Surgical training and operations on Digital Twins
Researchers are developing digital twin models of human organs. For example, partnering with Ecole Polytechnique, Hewlett Packard deployed its supercomputer to create the brain’s digital models for research purposes. Both Siemens and Philips have their versions of a virtual heart. Apparently, they look like the natural evolution to radiological imaging and diagnosis, with detailed depictions of patients’ organs. However, it’s the beginning of creating a snowball effect in fueling creative waves in offering substitutions to our current approaches of training and performing surgery.
This development also leads to personalized medicine. The digital twin concept enables the design of digital heart models based on patients’ data with the same parameters of the given patient (size, ejection fraction, muscle contraction). It opens the opportunity for testing therapies on the model and looks at the outcome to meet the eventual target—selecting the best therapy for the specific patient.
Manufacturing—real-time reconfiguration production plants and remote human participation
In manufacturing, digital twins offer the opportunity of evaluating production decisions based upon analytics. The ultimate objective is to have a convergence between the physical and digital versions. So that interactions between the physical and digital versions seamlessly take place. It’s being predicted that digital twins are poised to revolutionize discrete manufacturing. It is on the way to reducing operating costs and extending the life of equipment and assets. However, for more than a decade, Automobile companies have been using early versions of digital twins for reconfiguring robot operations.
They accomplish it based on a detailed 3D model of automobiles and robots themselves. Instead of shutting down plants for months to reconfigure robot’s joint movements to perform operations, like welding joints or inserting components specific to a particular model, they perform reconfiguration in digital twins. As a result, they save downtime and also avoid the production of faulty products.

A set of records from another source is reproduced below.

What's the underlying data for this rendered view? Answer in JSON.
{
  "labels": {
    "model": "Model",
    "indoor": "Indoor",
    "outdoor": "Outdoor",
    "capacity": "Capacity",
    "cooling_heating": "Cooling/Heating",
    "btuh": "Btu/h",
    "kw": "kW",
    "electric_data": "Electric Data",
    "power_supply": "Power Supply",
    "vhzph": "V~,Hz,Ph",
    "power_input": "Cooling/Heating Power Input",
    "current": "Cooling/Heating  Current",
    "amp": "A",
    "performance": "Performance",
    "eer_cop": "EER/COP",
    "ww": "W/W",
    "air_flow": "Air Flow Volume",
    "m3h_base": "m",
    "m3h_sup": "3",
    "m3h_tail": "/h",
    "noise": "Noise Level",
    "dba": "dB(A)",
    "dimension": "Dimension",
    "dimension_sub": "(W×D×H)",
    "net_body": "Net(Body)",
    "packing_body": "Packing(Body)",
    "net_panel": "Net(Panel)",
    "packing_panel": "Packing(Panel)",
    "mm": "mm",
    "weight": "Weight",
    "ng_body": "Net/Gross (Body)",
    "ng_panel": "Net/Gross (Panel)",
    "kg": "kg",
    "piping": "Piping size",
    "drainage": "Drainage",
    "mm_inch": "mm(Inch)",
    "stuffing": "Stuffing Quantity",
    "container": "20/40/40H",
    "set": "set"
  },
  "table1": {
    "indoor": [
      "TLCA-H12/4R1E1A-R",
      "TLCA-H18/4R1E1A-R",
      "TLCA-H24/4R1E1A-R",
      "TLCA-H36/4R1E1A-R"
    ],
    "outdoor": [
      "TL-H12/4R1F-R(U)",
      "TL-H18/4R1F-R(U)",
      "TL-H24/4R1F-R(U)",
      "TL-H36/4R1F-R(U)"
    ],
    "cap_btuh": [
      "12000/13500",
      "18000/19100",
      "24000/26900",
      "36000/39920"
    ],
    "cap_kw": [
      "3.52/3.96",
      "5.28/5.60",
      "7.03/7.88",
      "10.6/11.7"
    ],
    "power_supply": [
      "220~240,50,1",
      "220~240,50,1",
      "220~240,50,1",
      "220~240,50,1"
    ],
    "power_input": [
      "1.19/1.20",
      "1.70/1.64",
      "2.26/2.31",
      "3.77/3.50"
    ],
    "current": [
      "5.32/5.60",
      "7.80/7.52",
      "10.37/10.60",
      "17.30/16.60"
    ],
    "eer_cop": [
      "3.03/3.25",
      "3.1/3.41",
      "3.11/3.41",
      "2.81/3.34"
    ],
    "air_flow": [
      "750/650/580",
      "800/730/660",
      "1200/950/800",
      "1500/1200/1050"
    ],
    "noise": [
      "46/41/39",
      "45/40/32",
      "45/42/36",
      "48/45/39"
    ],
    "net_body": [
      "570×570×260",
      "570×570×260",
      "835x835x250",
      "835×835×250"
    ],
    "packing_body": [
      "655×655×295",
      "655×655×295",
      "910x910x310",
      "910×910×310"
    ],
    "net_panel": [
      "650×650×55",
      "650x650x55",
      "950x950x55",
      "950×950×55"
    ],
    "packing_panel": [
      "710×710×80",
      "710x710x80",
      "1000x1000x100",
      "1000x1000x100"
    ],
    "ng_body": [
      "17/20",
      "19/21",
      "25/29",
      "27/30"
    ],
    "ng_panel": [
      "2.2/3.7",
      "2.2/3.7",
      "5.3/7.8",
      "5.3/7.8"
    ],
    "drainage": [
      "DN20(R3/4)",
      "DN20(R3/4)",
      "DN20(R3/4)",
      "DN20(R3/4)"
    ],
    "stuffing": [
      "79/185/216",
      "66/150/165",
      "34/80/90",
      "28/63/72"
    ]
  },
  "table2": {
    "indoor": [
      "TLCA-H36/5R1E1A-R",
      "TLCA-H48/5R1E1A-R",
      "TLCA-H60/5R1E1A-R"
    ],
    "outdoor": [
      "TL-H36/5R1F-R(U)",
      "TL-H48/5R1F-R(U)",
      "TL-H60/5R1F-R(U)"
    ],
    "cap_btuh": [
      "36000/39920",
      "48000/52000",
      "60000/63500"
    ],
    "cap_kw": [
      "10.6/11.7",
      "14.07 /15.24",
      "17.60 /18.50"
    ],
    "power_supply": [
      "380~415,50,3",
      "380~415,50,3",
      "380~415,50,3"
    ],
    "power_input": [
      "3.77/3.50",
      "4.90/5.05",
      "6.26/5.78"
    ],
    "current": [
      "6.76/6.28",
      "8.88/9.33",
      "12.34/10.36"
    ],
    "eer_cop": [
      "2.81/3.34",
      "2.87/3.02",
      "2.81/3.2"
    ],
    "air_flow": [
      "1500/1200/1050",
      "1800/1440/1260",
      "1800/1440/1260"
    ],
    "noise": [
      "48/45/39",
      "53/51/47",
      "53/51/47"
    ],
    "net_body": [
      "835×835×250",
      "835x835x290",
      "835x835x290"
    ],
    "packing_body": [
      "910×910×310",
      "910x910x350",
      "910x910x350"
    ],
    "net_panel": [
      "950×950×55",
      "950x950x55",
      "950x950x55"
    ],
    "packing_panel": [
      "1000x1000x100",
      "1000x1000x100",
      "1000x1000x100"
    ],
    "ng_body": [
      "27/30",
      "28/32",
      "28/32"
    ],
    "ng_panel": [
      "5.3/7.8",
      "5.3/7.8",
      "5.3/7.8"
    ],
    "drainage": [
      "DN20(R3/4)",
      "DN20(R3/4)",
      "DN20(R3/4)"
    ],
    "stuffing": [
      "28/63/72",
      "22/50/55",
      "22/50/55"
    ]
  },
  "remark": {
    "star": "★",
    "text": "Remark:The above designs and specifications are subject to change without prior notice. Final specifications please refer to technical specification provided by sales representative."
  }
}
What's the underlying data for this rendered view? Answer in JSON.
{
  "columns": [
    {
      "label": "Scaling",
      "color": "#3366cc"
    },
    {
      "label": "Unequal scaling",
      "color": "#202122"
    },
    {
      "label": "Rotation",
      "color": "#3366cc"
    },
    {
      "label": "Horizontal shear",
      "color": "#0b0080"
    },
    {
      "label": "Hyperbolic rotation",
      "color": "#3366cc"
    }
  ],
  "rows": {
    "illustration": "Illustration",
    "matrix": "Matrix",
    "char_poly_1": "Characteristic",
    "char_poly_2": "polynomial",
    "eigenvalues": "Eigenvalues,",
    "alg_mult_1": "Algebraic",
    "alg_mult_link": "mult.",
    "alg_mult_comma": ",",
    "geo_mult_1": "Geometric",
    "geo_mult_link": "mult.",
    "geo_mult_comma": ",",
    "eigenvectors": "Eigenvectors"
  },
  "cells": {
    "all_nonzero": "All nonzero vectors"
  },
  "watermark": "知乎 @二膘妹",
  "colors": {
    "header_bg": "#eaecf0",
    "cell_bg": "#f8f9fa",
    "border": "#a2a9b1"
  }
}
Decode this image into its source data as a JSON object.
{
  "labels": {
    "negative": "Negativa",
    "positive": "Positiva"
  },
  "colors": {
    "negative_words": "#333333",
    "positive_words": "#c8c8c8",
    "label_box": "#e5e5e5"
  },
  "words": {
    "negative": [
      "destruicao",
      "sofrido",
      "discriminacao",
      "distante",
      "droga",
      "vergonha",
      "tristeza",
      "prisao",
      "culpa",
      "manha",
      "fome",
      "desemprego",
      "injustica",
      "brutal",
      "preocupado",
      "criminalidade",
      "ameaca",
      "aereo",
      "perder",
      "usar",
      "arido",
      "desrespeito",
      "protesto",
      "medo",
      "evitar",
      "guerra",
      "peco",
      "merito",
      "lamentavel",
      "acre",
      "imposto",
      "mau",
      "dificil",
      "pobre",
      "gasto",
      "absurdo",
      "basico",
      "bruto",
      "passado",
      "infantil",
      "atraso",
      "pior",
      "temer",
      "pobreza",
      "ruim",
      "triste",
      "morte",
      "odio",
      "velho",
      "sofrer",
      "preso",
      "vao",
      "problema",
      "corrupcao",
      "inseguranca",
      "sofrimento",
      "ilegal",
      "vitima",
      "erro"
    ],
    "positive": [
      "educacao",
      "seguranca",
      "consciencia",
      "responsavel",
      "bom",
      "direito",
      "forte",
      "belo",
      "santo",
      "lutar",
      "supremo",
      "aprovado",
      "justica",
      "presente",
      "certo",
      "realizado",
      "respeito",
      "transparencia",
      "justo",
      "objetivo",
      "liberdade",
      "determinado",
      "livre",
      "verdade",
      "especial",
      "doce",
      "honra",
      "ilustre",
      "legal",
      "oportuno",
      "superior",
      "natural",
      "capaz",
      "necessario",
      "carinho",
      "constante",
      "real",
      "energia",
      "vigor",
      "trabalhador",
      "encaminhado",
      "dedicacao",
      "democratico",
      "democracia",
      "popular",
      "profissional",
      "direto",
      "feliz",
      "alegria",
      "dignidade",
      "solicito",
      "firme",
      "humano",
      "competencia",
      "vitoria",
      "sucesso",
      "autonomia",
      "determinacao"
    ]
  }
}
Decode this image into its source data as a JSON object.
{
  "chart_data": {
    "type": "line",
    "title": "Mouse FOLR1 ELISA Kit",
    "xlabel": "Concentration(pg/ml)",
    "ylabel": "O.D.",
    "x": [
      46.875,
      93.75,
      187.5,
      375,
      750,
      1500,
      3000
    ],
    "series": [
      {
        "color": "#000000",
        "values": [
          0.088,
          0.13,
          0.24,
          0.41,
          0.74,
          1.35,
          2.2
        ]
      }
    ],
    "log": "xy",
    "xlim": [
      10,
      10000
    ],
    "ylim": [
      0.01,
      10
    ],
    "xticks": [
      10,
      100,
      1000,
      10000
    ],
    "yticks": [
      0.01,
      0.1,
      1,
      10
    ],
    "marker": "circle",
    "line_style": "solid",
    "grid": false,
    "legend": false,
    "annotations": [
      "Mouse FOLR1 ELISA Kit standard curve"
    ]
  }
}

Empowering Robots to handle flexible objects
Robots are facing difficulties in handling flexible objects. Robots need to anticipate how physical objects will change shape once they grab. Hence, this information is vital for them to safely apply pressure in picking and placing flexible objects. In fact, it has been a major challenge for enabling robots to perform desired tasks. However, a research group at the University of California, Berkley, has developed the 3D model of more than 300 physical objects upon considering the physics of shape transformation. Robots are using these models to adapt their fingers to holds those objects safely.
The digital twin is an emerging technology. It’s a fusion of multiple technologies. Progress needs to be made in each of the component technologies. There is no denying that this technology is at a very early stage. Nevertheless, it offers immense innovation possibilities in many strategic areas.